How can brand custodians help brands adopt sustainable practices?

In this transparent digitally connected world, stakeholders will have no patience or tolerance for greenwashing, you have to be sincere. David Attenborough’s first message on Instagram said that “Saving the planet is a communications challenge that we know needs to be done. We just now need to do it.” I believe we have an opportunity to change the narrative for businesses and for consumers. How can we as communicators shift from a very doomsday scenario to sustainability as something that’s really going to help us and our kids’ generation really enjoy the future. So, sustainability needs to be viewed not as compliance. It is not about depriving yourself, but about something to really look forward to.

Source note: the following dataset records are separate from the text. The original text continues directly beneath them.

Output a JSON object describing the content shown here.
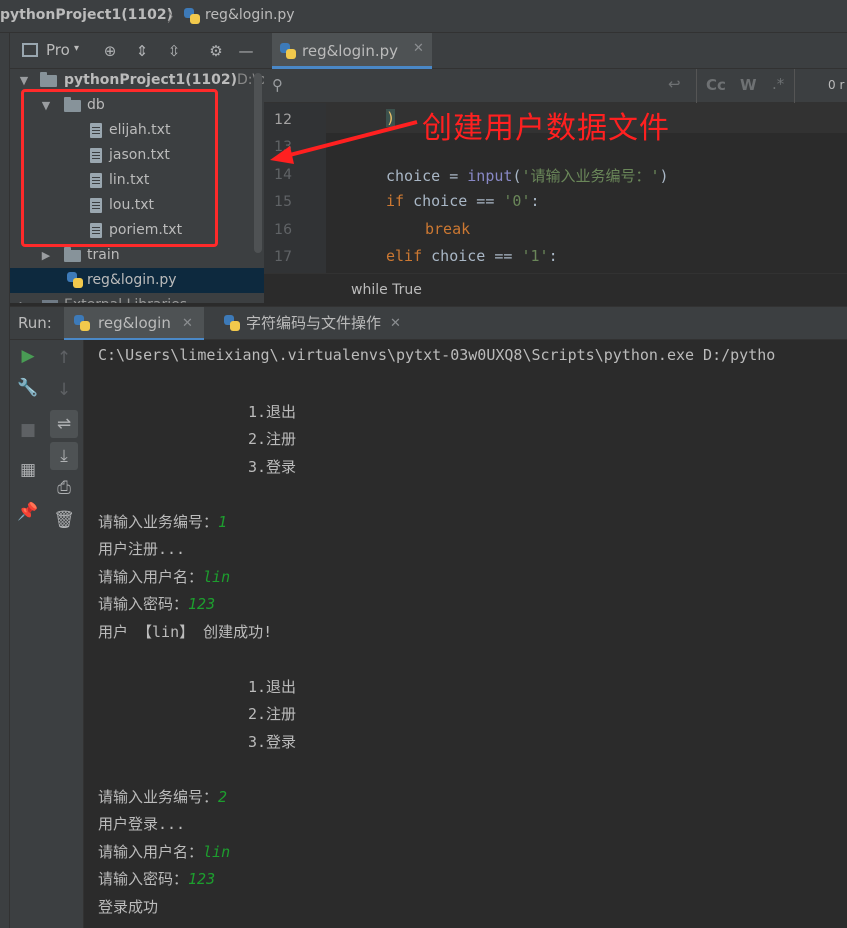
{
  "breadcrumb": {
    "project": "pythonProject1(1102)",
    "separator": "〉",
    "file": "reg&login.py"
  },
  "project_panel": {
    "title": "Pro",
    "root": {
      "name": "pythonProject1(1102)",
      "path_hint": "D:\\p"
    },
    "db_folder": "db",
    "db_files": [
      "elijah.txt",
      "jason.txt",
      "lin.txt",
      "lou.txt",
      "poriem.txt"
    ],
    "train_folder": "train",
    "file": "reg&login.py",
    "external": "External Libraries"
  },
  "editor": {
    "tab": "reg&login.py",
    "search_right": "0 r",
    "lines": [
      {
        "n": "12"
      },
      {
        "n": "13"
      },
      {
        "n": "14"
      },
      {
        "n": "15"
      },
      {
        "n": "16"
      },
      {
        "n": "17"
      }
    ],
    "code": {
      "l12": ")",
      "l14_a": "choice = ",
      "l14_fn": "input",
      "l14_b": "(",
      "l14_str": "'请输入业务编号：'",
      "l14_c": ")",
      "l15_kw": "if",
      "l15_a": " choice == ",
      "l15_str": "'0'",
      "l15_b": ":",
      "l16_kw": "break",
      "l17_kw": "elif",
      "l17_a": " choice == ",
      "l17_str": "'1'",
      "l17_b": ":"
    },
    "status": "while True"
  },
  "annotation": "创建用户数据文件",
  "run": {
    "label": "Run:",
    "tabs": [
      "reg&login",
      "字符编码与文件操作"
    ],
    "console": {
      "cmd": "C:\\Users\\limeixiang\\.virtualenvs\\pytxt-03w0UXQ8\\Scripts\\python.exe D:/pytho",
      "menu1": "1.退出",
      "menu2": "2.注册",
      "menu3": "3.登录",
      "prompt_op": "请输入业务编号：",
      "input_op1": "1",
      "reg_title": "用户注册...",
      "prompt_user": "请输入用户名：",
      "input_user": "lin",
      "prompt_pwd": "请输入密码：",
      "input_pwd": "123",
      "reg_ok": "用户 【lin】 创建成功!",
      "input_op2": "2",
      "login_title": "用户登录...",
      "login_ok": "登录成功"
    }
  },
  "colors": {
    "annotation": "#ff2020",
    "console_input": "#1d9e2e",
    "keyword": "#cc7832",
    "string": "#6a8759"
  }
}
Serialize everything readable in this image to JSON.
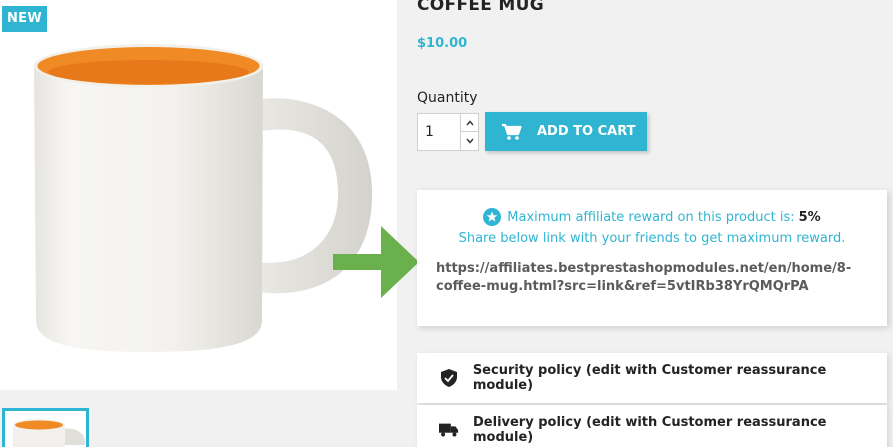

So be inclusive, inviting people into this movement, and not just talk. I think we can show businesses that brands can really lead the change, brands are catalysts for action. They are a rallying cry for the entire organisation, we can help them redefine their purpose at an organisational level, at a brand level. Look at Unilever, for example. There are great examples of companies who have really defined their corporate purpose as well as individual brand purposes. Kantar brands data shows that brands with weak purpose grew only 70%. But brands with strong purpose grew 175%. So, we can actually help them use innovation, to develop products against that purpose. We can help them really embrace and embed design thinking or new mind-set deeply in the culture. This is going to be about cultural transformation as well. And when you communicate and evangelise, we have to be authentic. We have to be transparent. We have to be brutally honest. We have to be realistic. And we can’t actually greenwash right, so it’s the inside out transformation, which is the need of the hour. I think there’s a huge opportunity to embrace brand led sustainability so that we can actually benefit people, planet and profit.